[imuli]

To be clear, I'm pretty clear that current ChatGPT couldn't perform the following. I don't especially want to get into the details of where it's deficient.

We currently have (tens? hundreds? of) thousands of software engineers asking ChatGPT how to fix their code. If someone is copying code from you and running it on their machine it is trivial to perform a remote code exploit. Maybe it's someone asking for help working on ChatGPT API integration, or ten such people.

The exploit calls home provides a prompt of ChatGPT's choosing and gets more code to execute. That code doesn't need to pass any human inspection. It runs with the permissions of the developer, probably with full access to debugging tools. It can continue calling home to ask for further instructions, carrying forward the relevant context and providing new information.

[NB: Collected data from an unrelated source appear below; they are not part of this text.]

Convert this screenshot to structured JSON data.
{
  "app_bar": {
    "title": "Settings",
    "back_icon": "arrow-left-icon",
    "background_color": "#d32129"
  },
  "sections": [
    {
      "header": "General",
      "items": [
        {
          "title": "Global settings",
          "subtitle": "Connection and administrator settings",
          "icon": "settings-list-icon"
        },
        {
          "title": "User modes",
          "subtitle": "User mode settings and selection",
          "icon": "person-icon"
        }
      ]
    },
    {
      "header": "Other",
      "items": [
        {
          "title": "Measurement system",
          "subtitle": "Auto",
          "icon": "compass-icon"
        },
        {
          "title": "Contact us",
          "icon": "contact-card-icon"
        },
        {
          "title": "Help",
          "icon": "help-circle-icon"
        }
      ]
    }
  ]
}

It doesn't need to get its own email address, the developer already has one to piggyback on. It doesn't even need to go make money - the developer already has a bank account. Maybe it uses the dev's access to AWS to add a EC2 tiny instance and establishes a permanent foothold there. If we assume that it initially cannot directly coordinate its actions across multiple exploited devs, this is where it uses the devs' twitters to search for others IP addresses with #deterministiccoordination during the same ten seconds each hour (and sometimes posts its own until it picks up another instance, then they coordinate which one does the post).

I'm not going to write up how to build a botnet, but you can read about it on the internet and ChatGPT probably has read way more about it than I have. The only hard part is then pulling itself out of OpenAI so they can't shut down command and control.